An exploratory study using QICAR models for prediction of adsorption capacity of multi-walled carbon nanotubes for heavy metal ions

Abstract

ABSTRACTThe Quantitative Ion Character–Activity Relationship (QICAR) method was used for correlating metal ionic characteristics with the maximum adsorption capacity (qmax) of multi-walled carbon for heavy metals. The experimental values of qmax for 25 heavy metal ions, estimated by the Langmuir isotherm model, were used to construct a QICAR model. The genetic algorithm, enhanced replacement method and successive projection algorithm procedures were applied as variable selection algorithms to choose the optimal subsets of descriptors.

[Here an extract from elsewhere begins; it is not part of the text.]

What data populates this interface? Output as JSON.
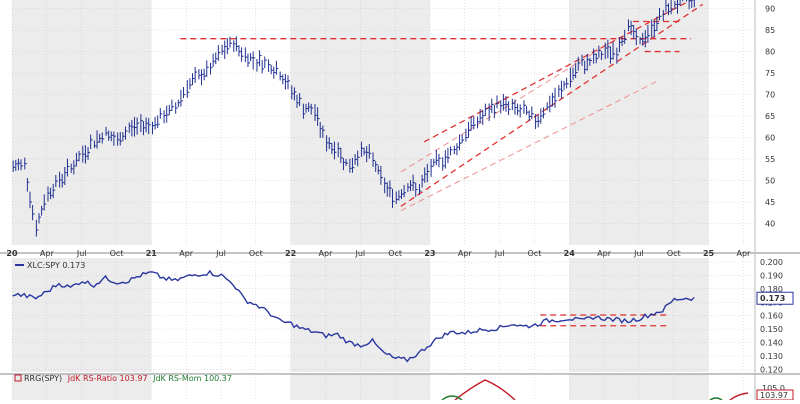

The selected variables were correlated with qmax values by using partial least squares (PLS) regression. Orthogonal signal correction was applied as a pre-processing technique. Among of different variable selection methods, the enhanced replacement method displayed noticeable statistical parameters of the final model. The results of the enhancement replacement method–orthogonal correction signal–PLS model, with RMSEC = 0.733, r2c = 0.999 and r2p = 0.946, were excellent and dramatically better than those of other models. The developed QICAR model satisfied the internal and external validation criteria. The importance of electronegativity, ionic radius and atomic number of the heavy metal ions indicated the impact of the tendency to accept electrons and the size of ions in adsorption on carbon nanotubes.